La victoire de l’OM contre le PSG le 22 septembre dernier (1-0) aurait-elle tourné la tête des Marseillais ? Christophe Dugarry, sans filtre comme à son habitude, a offert une critique cinglante de l’état d’esprit de l’effectif olympien, ainsi que de son entraîneur Roberto De Zerbi. Une sortie médiatique qui relance le débat autour des ambitions phocéennes en cette saison 2025-2026.
Une victoire historique… et des effets secondaires ?
Le 22 septembre 2025, le Vélodrome explose. L’Olympique de Marseille, quatorze ans après sa dernière victoire à domicile en Ligue 1 face au Paris Saint-Germain, fait tomber le monstre parisien sur un but libérateur de Vitinha. Cette victoire, aussi prestigieuse que rare, a mis fin à un long tunnel d’échecs douloureux dans le Classique.
Mais selon Christophe Dugarry, cette euphorie a basculé dans l’excès. Invité de l’émission « Rothen s’enflamme » sur RMC Sport, le champion du monde 1998 est monté au créneau : « On a l’impression que les mecs fanfaronnent depuis qu’ils ont battu le PSG. Ils se prennent pour des génies, pour des phénomènes », a-t-il lâché.

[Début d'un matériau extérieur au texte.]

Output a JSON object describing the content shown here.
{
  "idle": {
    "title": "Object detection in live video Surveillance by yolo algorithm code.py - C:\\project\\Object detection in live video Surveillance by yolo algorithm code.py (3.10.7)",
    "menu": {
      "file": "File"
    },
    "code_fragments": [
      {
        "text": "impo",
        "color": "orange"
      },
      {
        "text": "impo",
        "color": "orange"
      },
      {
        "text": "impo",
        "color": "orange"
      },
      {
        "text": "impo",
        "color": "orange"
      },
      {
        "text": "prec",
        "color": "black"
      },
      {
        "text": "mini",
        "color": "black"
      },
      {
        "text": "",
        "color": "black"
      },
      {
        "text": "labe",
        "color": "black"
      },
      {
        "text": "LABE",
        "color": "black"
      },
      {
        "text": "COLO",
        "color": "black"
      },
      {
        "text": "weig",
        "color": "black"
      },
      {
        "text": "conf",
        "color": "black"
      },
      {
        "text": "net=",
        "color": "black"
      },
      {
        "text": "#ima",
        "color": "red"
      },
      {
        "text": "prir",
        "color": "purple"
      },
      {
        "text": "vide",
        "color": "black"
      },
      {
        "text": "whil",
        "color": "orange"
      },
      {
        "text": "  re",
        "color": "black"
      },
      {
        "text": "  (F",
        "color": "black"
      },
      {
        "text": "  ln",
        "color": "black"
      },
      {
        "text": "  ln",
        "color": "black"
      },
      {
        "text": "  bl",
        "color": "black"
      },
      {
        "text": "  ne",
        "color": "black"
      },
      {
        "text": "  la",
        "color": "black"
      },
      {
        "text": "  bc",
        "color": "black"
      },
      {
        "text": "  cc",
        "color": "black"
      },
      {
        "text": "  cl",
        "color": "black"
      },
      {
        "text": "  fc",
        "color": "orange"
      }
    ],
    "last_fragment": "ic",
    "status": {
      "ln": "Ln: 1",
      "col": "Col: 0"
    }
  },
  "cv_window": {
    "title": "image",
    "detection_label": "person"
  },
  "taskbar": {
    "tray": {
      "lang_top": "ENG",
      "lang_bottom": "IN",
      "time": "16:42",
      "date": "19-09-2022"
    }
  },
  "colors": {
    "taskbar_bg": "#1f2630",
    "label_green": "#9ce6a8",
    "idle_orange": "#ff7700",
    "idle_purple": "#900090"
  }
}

Cette déclaration intervient alors que l’OM, troisième de Ligue 1 avec 19 points après dix journées, vient de concéder un match nul (2-2) contre Angers, égalisé dans les arrêts de jeu. Un résultat frustrant qui empêche les Olympiens de prendre la tête du championnat, actuellement dominé par le PSG avec 21 points. Une dynamique perçue par certains comme symptomatique d’un excès de confiance ?
De Zerbi dans le viseur : l’équilibre précaire d’un projet ambitieux
L’Italien Roberto De Zerbi, arrivé cet été avec un statut flatteur, n’échappe pas à la critique. Dugarry n’y est pas allé par quatre chemins : « J’ai vraiment du mal avec De Zerbi. Pour l’instant, il ne m’a rien prouvé. À l’OM, tu ne peux pas fanfaronner : la réalité te rattrape », a-t-il ajouté.
Il est vrai que le technicien italien, adepte d’un jeu de possession exigeant, a parfois du mal à faire passer son message sur la durée. Si ses principes ont permis de renverser le PSG lors du Classique, ils peinent à convaincre face à des équipes plus modestes, qui bloquent ou exploitent les failles de ce système ambitieux. Le nul contre Angers ou la défaite infligée en Coupe d’Europe par le Bayer Leverkusen (2-1) illustrent ce yoyo de performances.
Rivalité OM/PSG : entre effet de manche et réalité du classement
Le regain de confiance post-PSG, c’est la rançon du prestige. Battre Paris en plein cœur de septembre a galvanisé la cité phocéenne. Mais Dugarry met en garde : « Dès que tu relâches à l’OM, la punition suit ». En clair, le Classique a peut-être servi de trompe-l’œil pour une équipe encore trop souvent irrégulière.
Pendant ce temps, le PSG, malgré une semaine mouvementée avec les critiques visant Luis Enrique, reste leader du championnat et affiche une régularité plus solide. Et si l’OM veut vraiment prétendre bousculer la hiérarchie, il doit construire au-delà d’un exploit isolé.
À trois jours d’un déplacement piégeux à Auxerre – qui avait infligé un 3-0 aux Olympiens l’an dernier – De Zerbi et ses joueurs sont dos au mur. En Ligue 1 comme en Ligue Europa, chaque point comptera dans un calendrier déjà compressé par la qualification en demi-finales de Coupe de France obtenue en début de saison.
Réaction ou rechute ? L’OM face à son défi de maturité
L’enjeu dépasse le simple match de prestige. Si l’OM veut marquer durablement cette saison 2025-2026, il devra prouver que la victoire contre Paris n’était pas un feu de paille, mais la rampe de lancement d’un projet structuré et résilient. Cela impliquera discipline, humilité et constance – qualités que ses détracteurs, à l’image de Dugarry, estiment aujourd’hui absentes.
Le déplacement à Auxerre, la réception de Nice puis le choc contre Rennes avant la trêve internationale seront autant de tests décisifs. En parallèle, la phase de groupes de Ligue Europa impose une pression constante à un effectif qui n’a pas le droit à l’erreur.
Alors, l’OM fanfaronne-t-il trop depuis sa victoire contre le PSG ? Ou au contraire, s’agit-il d’un moment fondateur dans une saison qui pourrait enfin voir le club olympien rivaliser sérieusement avec son rival historique ? Une chose est certaine : à Marseille, chaque victoire se fête… mais peut coûter cher si elle détourne de l’objectif principal.